Success Story: OpenXPort – A data portability API for groupware systems using the open standard JMAP

by OpenXPort team

The Challenge

Hundreds of millions of users worldwide store their PIM data such as contacts, appointments, tasks, notes, or files on internet services. This is true not only for email or groupware messaging services, but also for Social Networks, CRM systems, … and many other applications.

So, what happens to this data when a user decides to change his provider?

Many of the most popular Webmail systems have no well-defined APIs and/or data portability support. Thus, millions of email users are involuntary “locked-in” with a service provider.

The OpenXPort project helps establishing new standards that simplify the transfer of PIM data.

The Solution

The OpenXPort project works on open data formats and protocols to improve data portability for groupware/PIM data such as contacts calendars, tasks, notes, and files. The project makes use of audriga’s comprehensive experience in the field of data portability. Audriga provides self-service data portability tooling for many hosting companies worldwide, and assists organizations and ISPs to switch complete messaging or online storage platforms to other solutions.

Although important standards like vCard/CardDAV and iCalendar/CalDAV do exist, they have limited use when it comes to data portability as they do not cover all types of data, use complex protocols and lack consistency. For this reason, OpenXPort builds on the JMAP family of standards which have been developed within IETF. JMAP is beginning to replace IMAP (email protocol) and is currently being extended to cover contacts, calendars, and tasks. OpenXPort is engaged in the ongoing standardization and extends Open Source servers with JMAP functionalities.

OpenXPort’s JMAP plugins for Roundcube, SqirrelMail, and Horde can already help many of its users to exercise their right to free data portability. They also provide reusable code and blueprints for adding JMAP support to other systems.
Besides simplifying the import and export of data, OpenXPort will also improve the overall interoperability between groupware clients and servers.

Example of scenarios that can benefit from the OpenXPort extended standards for data portability

DAPSI support

The DAPSI consortium provided us with an excellent project infrastructure. In an open and stimulating atmosphere, other DAPSI partners have greatly supported us in bringing out the best for our project. The strong vision of the EU and the DAPSI consortium has also been recognized positively by the community in standardization discussions.

The unique combination of business and technical guidance was hands-on and the one-to-one coaching helped us to sharpen our vision of a JMAP-based ecosystem and to improve market orientation.

DAPSI has brought us in contact with experts in the data portability field and has proposed and encouraged the potential interactions of the project with relevant interest groups and activities outside DAPSI.

DAPSI journey – Achievements from the first phase of the DAPSI programme

We started the project by talking to customers interested in Roundcube and introducing the OpenXPort project to the community. We also attended the CalConnect conference and IETF meeting 109 for discussions about extending JMAP standards. As the JMAP family of standards, which OpenXPort builds upon, is defined by a set of IETF RFCs, the project participated in the IETF JMAP working group.

Furthermore, several apps to add JMAP support to popular Webmail software such as Nextcloud, SquirrelMail, and Roundcube systems have been published. On the client side, we extended a Java Open Source library with code to support JMAP for Contacts and Calendars.

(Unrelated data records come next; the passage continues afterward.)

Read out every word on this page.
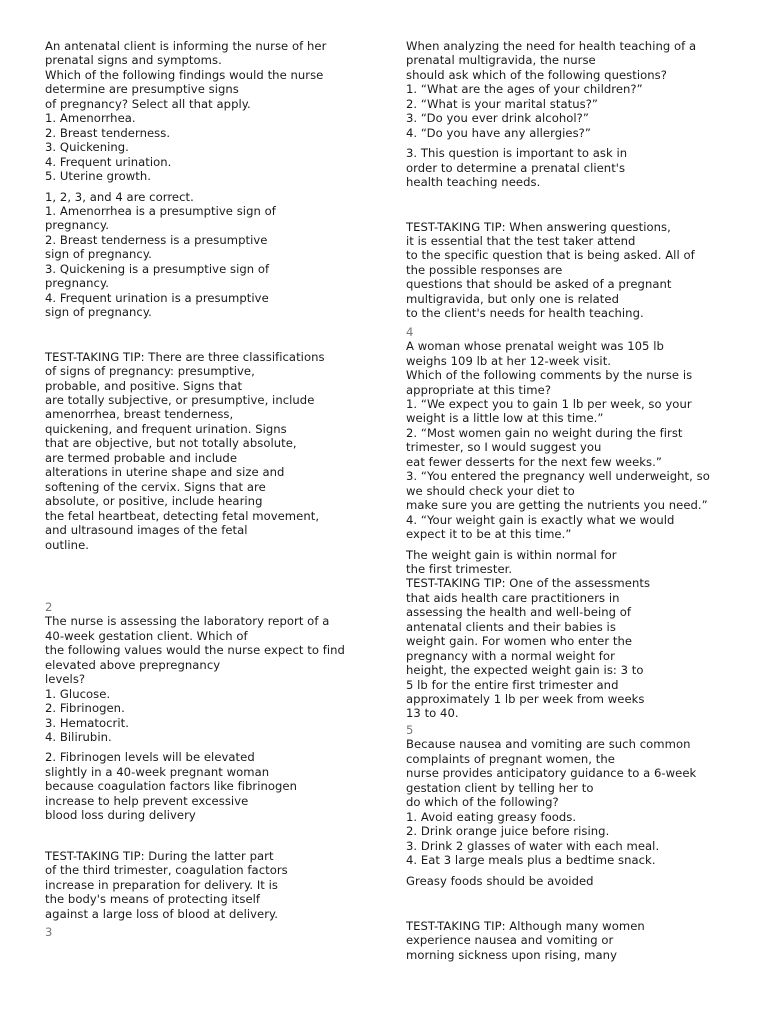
An antenatal client is informing the nurse of her
prenatal signs and symptoms.
Which of the following findings would the nurse
determine are presumptive signs
of pregnancy? Select all that apply.
1. Amenorrhea.
2. Breast tenderness.
3. Quickening.
4. Frequent urination.
5. Uterine growth.
1, 2, 3, and 4 are correct.
1. Amenorrhea is a presumptive sign of
pregnancy.
2. Breast tenderness is a presumptive
sign of pregnancy.
3. Quickening is a presumptive sign of
pregnancy.
4. Frequent urination is a presumptive
sign of pregnancy.
TEST-TAKING TIP: There are three classifications
of signs of pregnancy: presumptive,
probable, and positive. Signs that
are totally subjective, or presumptive, include
amenorrhea, breast tenderness,
quickening, and frequent urination. Signs
that are objective, but not totally absolute,
are termed probable and include
alterations in uterine shape and size and
softening of the cervix. Signs that are
absolute, or positive, include hearing
the fetal heartbeat, detecting fetal movement,
and ultrasound images of the fetal
outline.
2
The nurse is assessing the laboratory report of a
40-week gestation client. Which of
the following values would the nurse expect to find
elevated above prepregnancy
levels?
1. Glucose.
2. Fibrinogen.
3. Hematocrit.
4. Bilirubin.
2. Fibrinogen levels will be elevated
slightly in a 40-week pregnant woman
because coagulation factors like fibrinogen
increase to help prevent excessive
blood loss during delivery
TEST-TAKING TIP: During the latter part
of the third trimester, coagulation factors
increase in preparation for delivery. It is
the body's means of protecting itself
against a large loss of blood at delivery.
3
When analyzing the need for health teaching of a
prenatal multigravida, the nurse
should ask which of the following questions?
1. “What are the ages of your children?”
2. “What is your marital status?”
3. “Do you ever drink alcohol?”
4. “Do you have any allergies?”
3. This question is important to ask in
order to determine a prenatal client's
health teaching needs.
TEST-TAKING TIP: When answering questions,
it is essential that the test taker attend
to the specific question that is being asked. All of
the possible responses are
questions that should be asked of a pregnant
multigravida, but only one is related
to the client's needs for health teaching.
4
A woman whose prenatal weight was 105 lb
weighs 109 lb at her 12-week visit.
Which of the following comments by the nurse is
appropriate at this time?
1. “We expect you to gain 1 lb per week, so your
weight is a little low at this time.”
2. “Most women gain no weight during the first
trimester, so I would suggest you
eat fewer desserts for the next few weeks.”
3. “You entered the pregnancy well underweight, so
we should check your diet to
make sure you are getting the nutrients you need.”
4. “Your weight gain is exactly what we would
expect it to be at this time.”
The weight gain is within normal for
the first trimester.
TEST-TAKING TIP: One of the assessments
that aids health care practitioners in
assessing the health and well-being of
antenatal clients and their babies is
weight gain. For women who enter the
pregnancy with a normal weight for
height, the expected weight gain is: 3 to
5 lb for the entire first trimester and
approximately 1 lb per week from weeks
13 to 40.
5
Because nausea and vomiting are such common
complaints of pregnant women, the
nurse provides anticipatory guidance to a 6-week
gestation client by telling her to
do which of the following?
1. Avoid eating greasy foods.
2. Drink orange juice before rising.
3. Drink 2 glasses of water with each meal.
4. Eat 3 large meals plus a bedtime snack.
Greasy foods should be avoided
TEST-TAKING TIP: Although many women
experience nausea and vomiting or
morning sickness upon rising, many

DAPSI journey – Achievements from the second phase of the DAPSI programme

Based on our Open Source implementations, we could successfully deliver proof of concepts for a large platform migration project and the migration of a German University.

Subsequently, we included additional features for those projects, such as initial support for the migration of files, notes and email filter rules using JMAP. We also started to develop a JMAP extension for Horde Groupware, which is another widely used Open Source solution.

We submitted an initial draft for JMAP for Tasks to the IETF, which was initially discussed at IETF meeting 110 in March 2021.

We also used our existing customer base to present our results and discuss their customers’ needs. Currently we are working with two European hosters to launch a Roundcube self-service migration which would help their customers to exercise their data portability rights more easily.

Lessons learnt

audriga has been working in the field of data migration for a very long time. We have to offer insights and lessons learnt from the migration of data from millions of user accounts from and into many different groupware systems.

DAPSI’s call for proposals triggered and enabled us to carry out the OpenXPort project. The feedback from potentials customers, partners and the discussions within the community showed us one more time how important it is the share our experiences. We are convinced that many application domains can either directly benefit from this framework (by re-using parts of it) or from the best practices.

What’s next

We are fortunate to have a diverse set of customers that keeps us informed about market and community needs. We work with hosting companies, ISPs, and with public authorities but also provide a self-service user interface that puts special focus on the ease of use for end users. Thus, we will continue to work on the standardization track for JMAP for Tasks. Similarly, the reference implementation for JMAP for Sieve is underway and we are pursuing JMAP for Files and JMAP for Notes.